The battle cry of 1970s feminism, “Biology is not Destiny,” has been exposed as an empty slogan as the Humanum Colloquium builds upon the groundwork laid by St. John Paul II’s profound exposition of the theology of the body. Masculine and feminine are not categories “imposed” from without on the basis of one’s bodily features, but rather each is an intrinsic character which is expressed outwardly by the body.
Dubbed by Pope Francis the “Pope of the family” at his canonization, St. John Paul II left the world teachings on human love, sexuality, marriage and the family, including the theology of the body, that are the richest in the history of the Magisterium, says Fr. Roger Landry, Chaplain of Catholic Voices USA.
Most of our modern questions on the family were tackled in great depth in John Paul’s 1981 exhortation Familiaris Consortio (The Role of the Family in the Modern World). In 1994 he wrote his Letter to Families — which developed how “the history of mankind, the history of salvation passes by way of the family.”

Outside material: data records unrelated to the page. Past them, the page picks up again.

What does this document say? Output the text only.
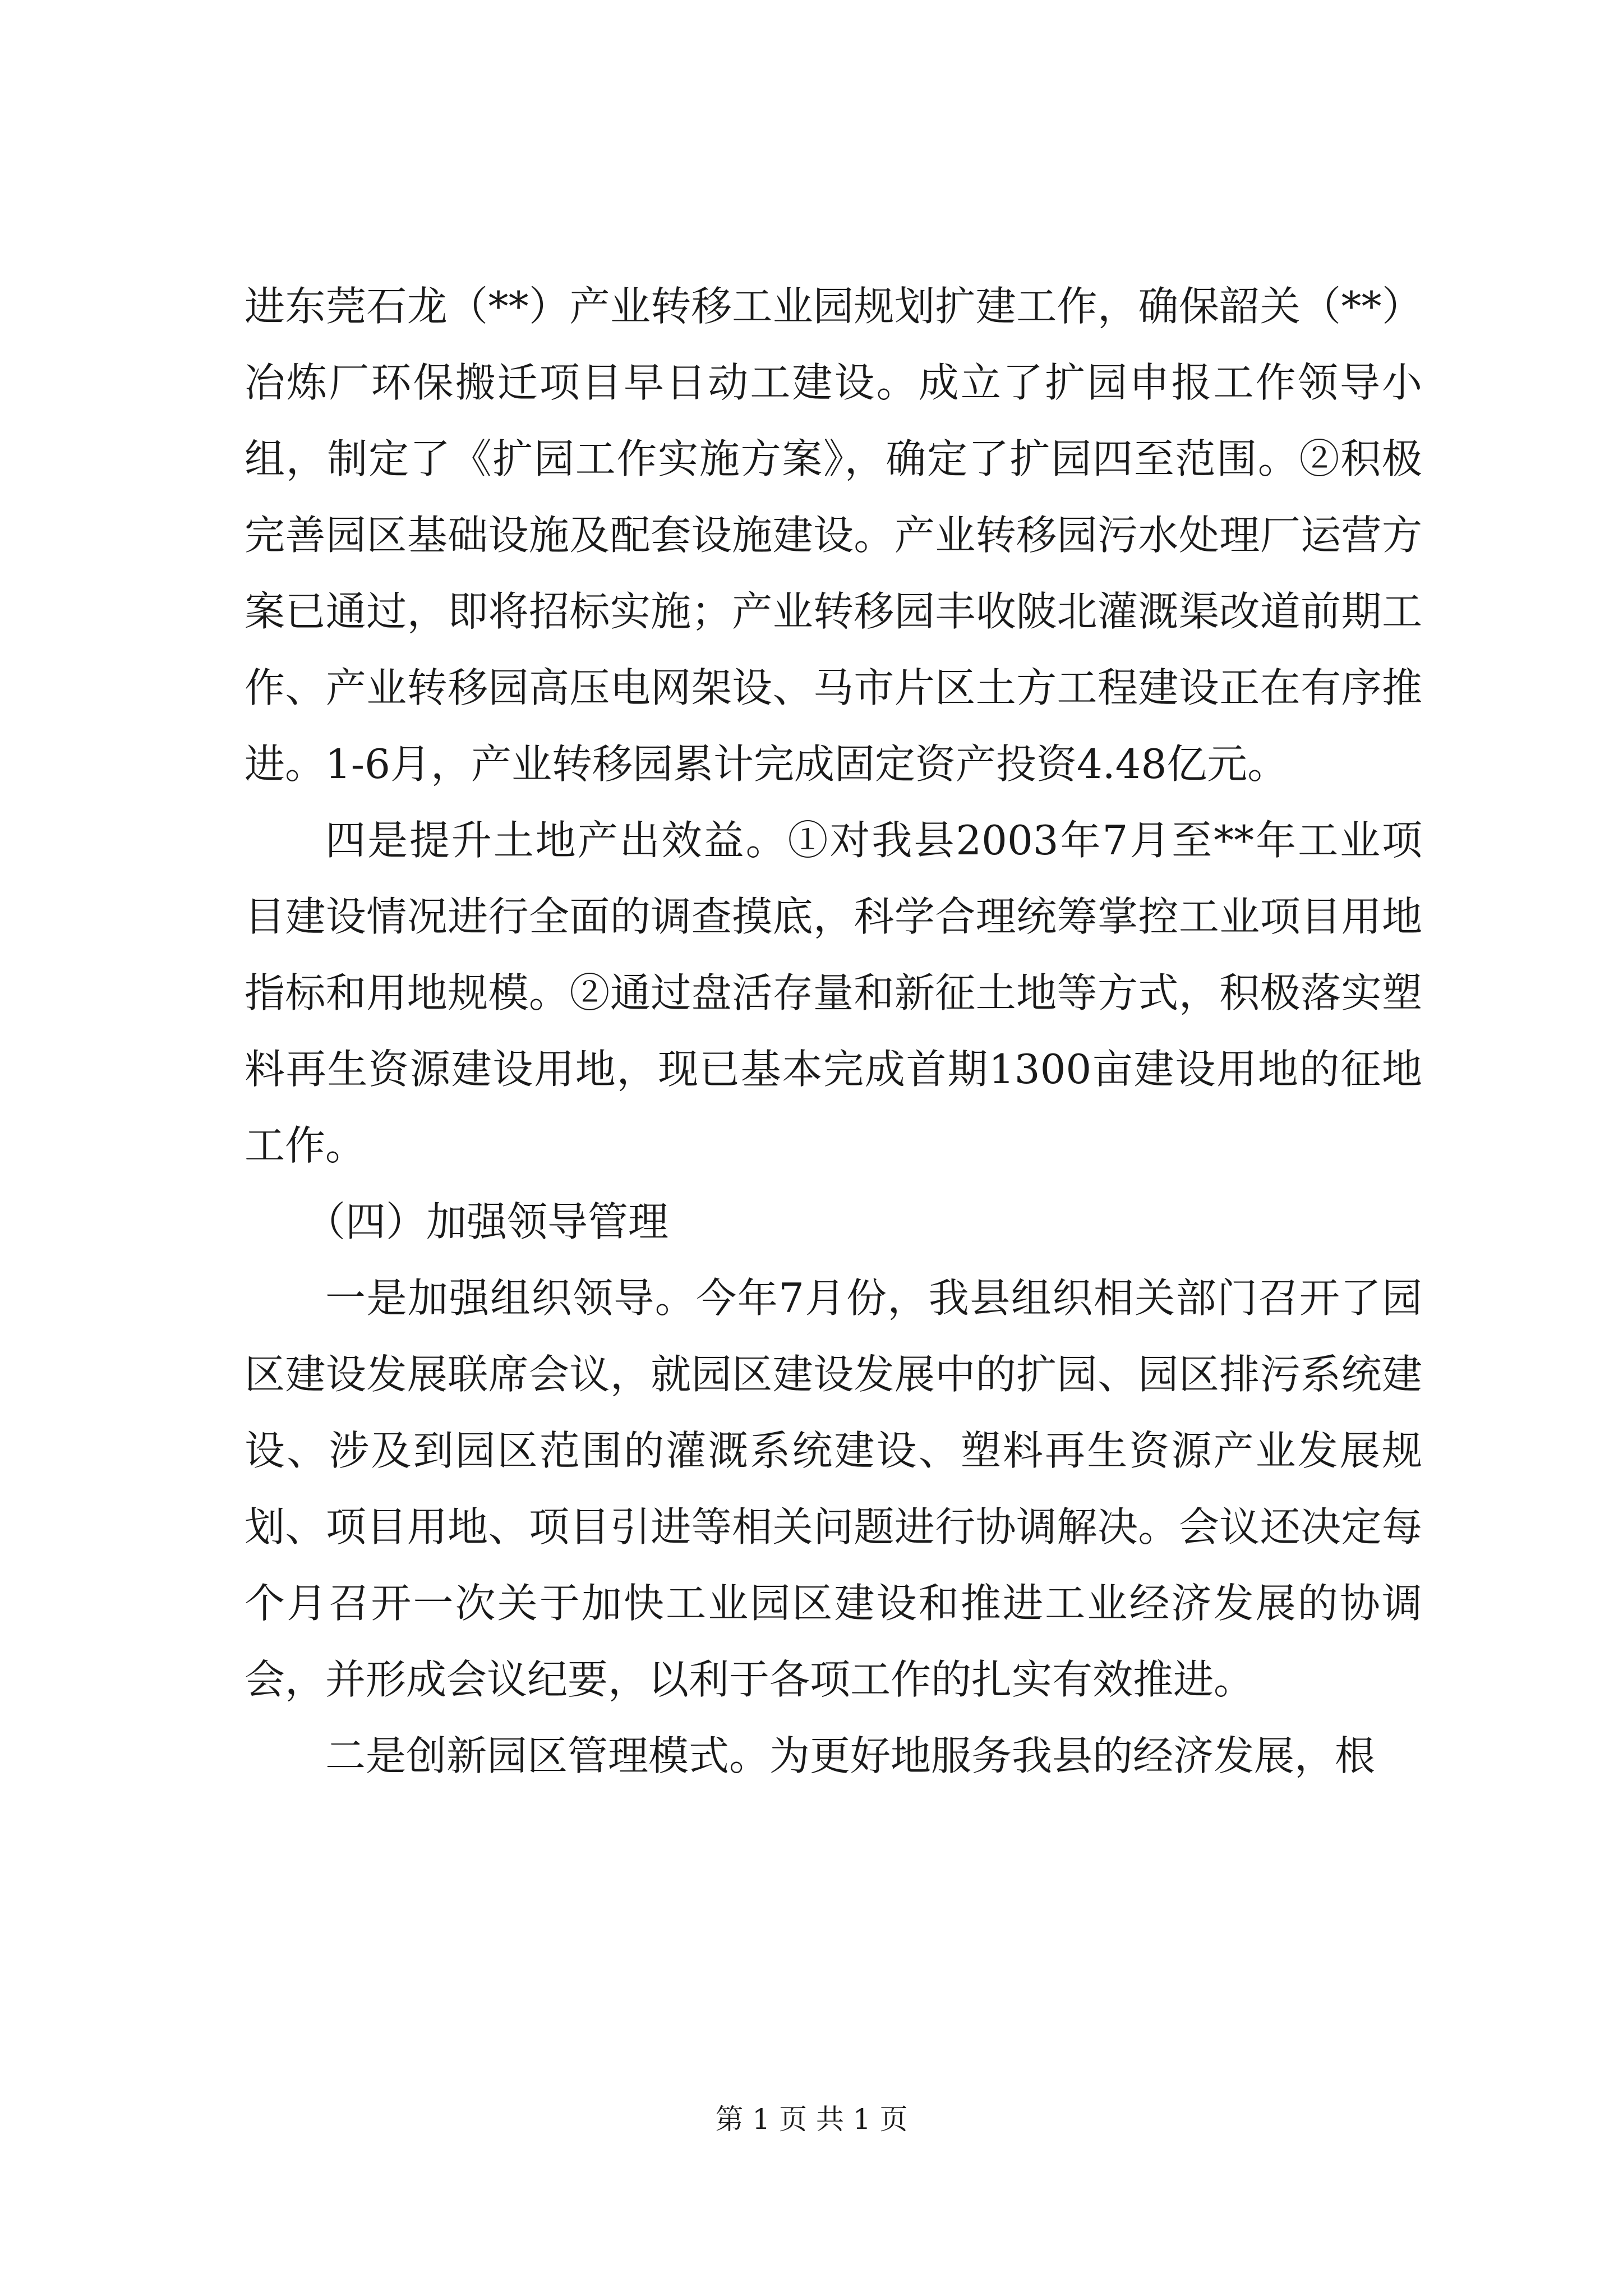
进东莞石龙（**）产业转移工业园规划扩建工作，确保韶关（**）冶炼厂环保搬迁项目早日动工建设。成立了扩园申报工作领导小组，制定了《扩园工作实施方案》，确定了扩园四至范围。②积极完善园区基础设施及配套设施建设。产业转移园污水处理厂运营方案已通过，即将招标实施；产业转移园丰收陂北灌溉渠改道前期工作、产业转移园高压电网架设、马市片区土方工程建设正在有序推进。1-6月，产业转移园累计完成固定资产投资4.48亿元。

四是提升土地产出效益。①对我县2003年7月至**年工业项目建设情况进行全面的调查摸底，科学合理统筹掌控工业项目用地指标和用地规模。②通过盘活存量和新征土地等方式，积极落实塑料再生资源建设用地，现已基本完成首期1300亩建设用地的征地工作。

（四）加强领导管理

一是加强组织领导。今年7月份，我县组织相关部门召开了园区建设发展联席会议，就园区建设发展中的扩园、园区排污系统建设、涉及到园区范围的灌溉系统建设、塑料再生资源产业发展规划、项目用地、项目引进等相关问题进行协调解决。会议还决定每个月召开一次关于加快工业园区建设和推进工业经济发展的协调会，并形成会议纪要，以利于各项工作的扎实有效推进。

二是创新园区管理模式。为更好地服务我县的经济发展，根

第 1 页 共 1 页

Most thoroughly developed was his five-year catechesis on Human Love in the Divine Plan, which centered on the nuptial dimension of human life and the importance of the sacrament of marriage in human redemption. These talks became known as “the theology of the body” and have had a growing impact on Christian thinking about what it means to be embodied as male or female.

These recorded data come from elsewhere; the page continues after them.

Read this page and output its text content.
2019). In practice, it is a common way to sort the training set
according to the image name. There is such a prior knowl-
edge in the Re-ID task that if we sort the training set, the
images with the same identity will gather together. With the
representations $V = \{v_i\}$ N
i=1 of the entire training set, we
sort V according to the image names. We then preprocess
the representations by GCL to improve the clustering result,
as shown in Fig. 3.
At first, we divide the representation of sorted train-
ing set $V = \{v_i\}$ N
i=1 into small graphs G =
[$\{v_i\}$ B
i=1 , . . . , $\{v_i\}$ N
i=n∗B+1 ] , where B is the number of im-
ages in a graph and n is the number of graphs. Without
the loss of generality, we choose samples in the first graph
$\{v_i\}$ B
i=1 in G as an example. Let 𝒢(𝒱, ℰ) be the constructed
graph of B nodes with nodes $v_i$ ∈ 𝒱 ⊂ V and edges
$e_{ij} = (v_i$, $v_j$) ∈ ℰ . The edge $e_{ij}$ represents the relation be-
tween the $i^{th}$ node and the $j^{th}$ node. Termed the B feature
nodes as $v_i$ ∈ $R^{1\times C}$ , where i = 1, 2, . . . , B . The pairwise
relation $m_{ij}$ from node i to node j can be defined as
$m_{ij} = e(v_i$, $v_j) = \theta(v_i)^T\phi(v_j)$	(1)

According to Professor John Grabowski, Department of Theology, Catholic University of America, “Reflecting on the Genesis accounts of creation, Pope John Paul II underscored the way in which the body reflects or expresses the person.
“The human person discovers his dignity through his body and its capacity to express his ability to think and to choose, unlike the animals, who lack this ability,” he said.

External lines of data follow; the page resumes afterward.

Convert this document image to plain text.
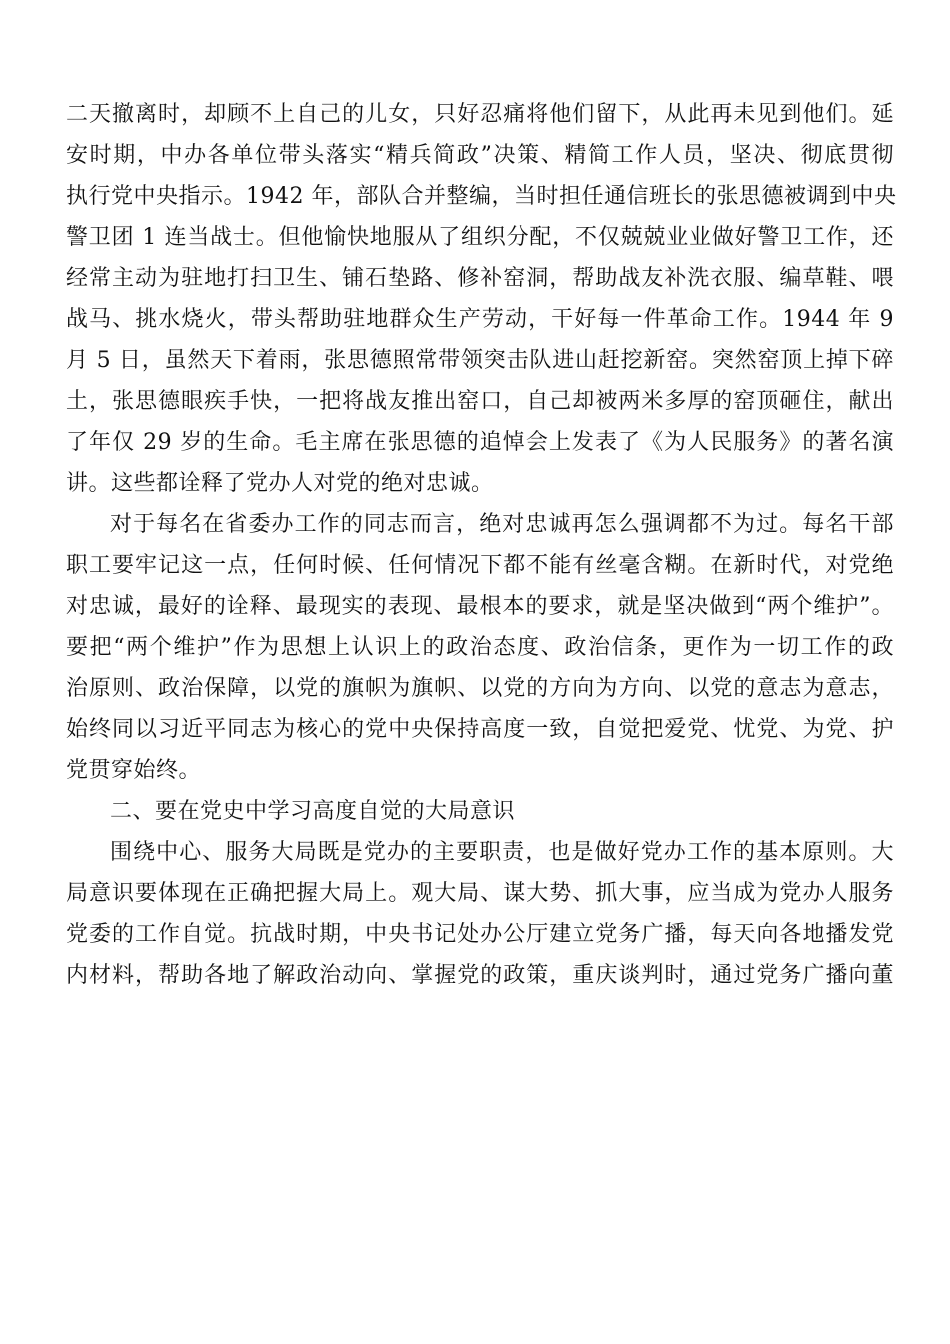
二天撤离时，却顾不上自己的儿女，只好忍痛将他们留下，从此再未见到他们。延
安时期，中办各单位带头落实“精兵简政”决策、精简工作人员，坚决、彻底贯彻
执行党中央指示。1942 年，部队合并整编，当时担任通信班长的张思德被调到中央
警卫团 1 连当战士。但他愉快地服从了组织分配，不仅兢兢业业做好警卫工作，还
经常主动为驻地打扫卫生、铺石垫路、修补窑洞，帮助战友补洗衣服、编草鞋、喂
战马、挑水烧火，带头帮助驻地群众生产劳动，干好每一件革命工作。1944 年 9
月 5 日，虽然天下着雨，张思德照常带领突击队进山赶挖新窑。突然窑顶上掉下碎
土，张思德眼疾手快，一把将战友推出窑口，自己却被两米多厚的窑顶砸住，献出
了年仅 29 岁的生命。毛主席在张思德的追悼会上发表了《为人民服务》的著名演
讲。这些都诠释了党办人对党的绝对忠诚。
对于每名在省委办工作的同志而言，绝对忠诚再怎么强调都不为过。每名干部
职工要牢记这一点，任何时候、任何情况下都不能有丝毫含糊。在新时代，对党绝
对忠诚，最好的诠释、最现实的表现、最根本的要求，就是坚决做到“两个维护”。
要把“两个维护”作为思想上认识上的政治态度、政治信条，更作为一切工作的政
治原则、政治保障，以党的旗帜为旗帜、以党的方向为方向、以党的意志为意志，
始终同以习近平同志为核心的党中央保持高度一致，自觉把爱党、忧党、为党、护
党贯穿始终。
二、要在党史中学习高度自觉的大局意识
围绕中心、服务大局既是党办的主要职责，也是做好党办工作的基本原则。大
局意识要体现在正确把握大局上。观大局、谋大势、抓大事，应当成为党办人服务
党委的工作自觉。抗战时期，中央书记处办公厅建立党务广播，每天向各地播发党
内材料，帮助各地了解政治动向、掌握党的政策，重庆谈判时，通过党务广播向董
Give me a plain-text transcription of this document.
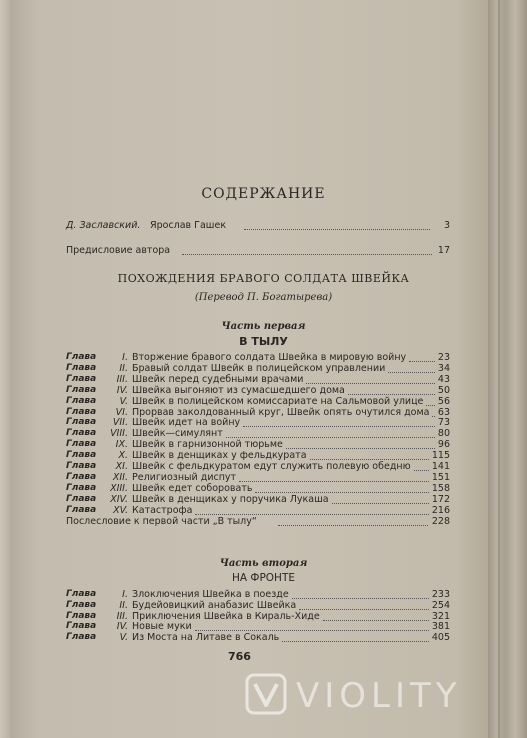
СОДЕРЖАНИЕ
Д. Заславский. Ярослав Гашек	3
Предисловие автора	17
ПОХОЖДЕНИЯ БРАВОГО СОЛДАТА ШВЕЙКА
(Перевод П. Богатырева)
Часть первая
В ТЫЛУ
Глава	I. Вторжение бравого солдата Швейка в мировую войну	23
Глава	II. Бравый солдат Швейк в полицейском управлении	34
Глава	III. Швейк перед судебными врачами	43
Глава	IV. Швейка выгоняют из сумасшедшего дома	50
Глава	V. Швейк в полицейском комиссариате на Сальмовой улице 56
Глава	VI. Прорвав заколдованный круг, Швейк опять очутился дома 63
Глава	VII. Швейк идет на войну	73
Глава	VIII. Швейк—симулянт	80
Глава	IX. Швейк в гарнизонной тюрьме	96
Глава	X. Швейк в денщиках у фельдкурата	115
Глава	XI. Швейк с фельдкуратом едут служить полевую обедню 141
Глава	XII. Религиозный диспут	151
Глава	XIII. Швейк едет соборовать	158
Глава	XIV. Швейк в денщиках у поручика Лукаша	172
Глава	XV. Катастрофа	216
Послесловие к первой части „В тылу“	228
Часть вторая
НА ФРОНТЕ
Глава	I. Злоключения Швейка в поезде	233
Глава	II. Будейовицкий анабазис Швейка	254
Глава	III. Приключения Швейка в Кираль-Хиде	321
Глава	IV. Новые муки	381
Глава	V. Из Моста на Литаве в Сокаль	405
766
VIOLITY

“Yet humanity is radically lacking in its expression in only one sex,” Grabowski explains. “The full meaning of the body and hence the human person is revealed only when the man stands over against another unique way of being human—woman. This distinctive way of being a person and a gift for others, male and female, reflects what the late Pope called ‘the nuptial meaning of the body.’”
It is precisely this “complementarity” between the sexes that formed the overarching theme of the Humanum colloquium.
Fr. Landry observes that “Pope Francis emphasized, with great pastoral wisdom, that without the fuller proclamation of the love of God, there’s a danger that many will misconstrue the Church’s teachings in areas of human sexuality, marriage and family as arbitrary rules that have little connection to Jesus.”
John Paul II’s teachings, however, especially his theology of the body, provide the kerygmatic “context” Pope Francis insists is so crucial, says Fr. Landry. They demonstrate that the Church’s teachings are not a “disjointed multitude of doctrines,” but, in fact, part of a whole message of who God is, who the human person — “male and female” — is, and the right path after the Fall to grow more and more into God’s likeness as a communion of persons in love.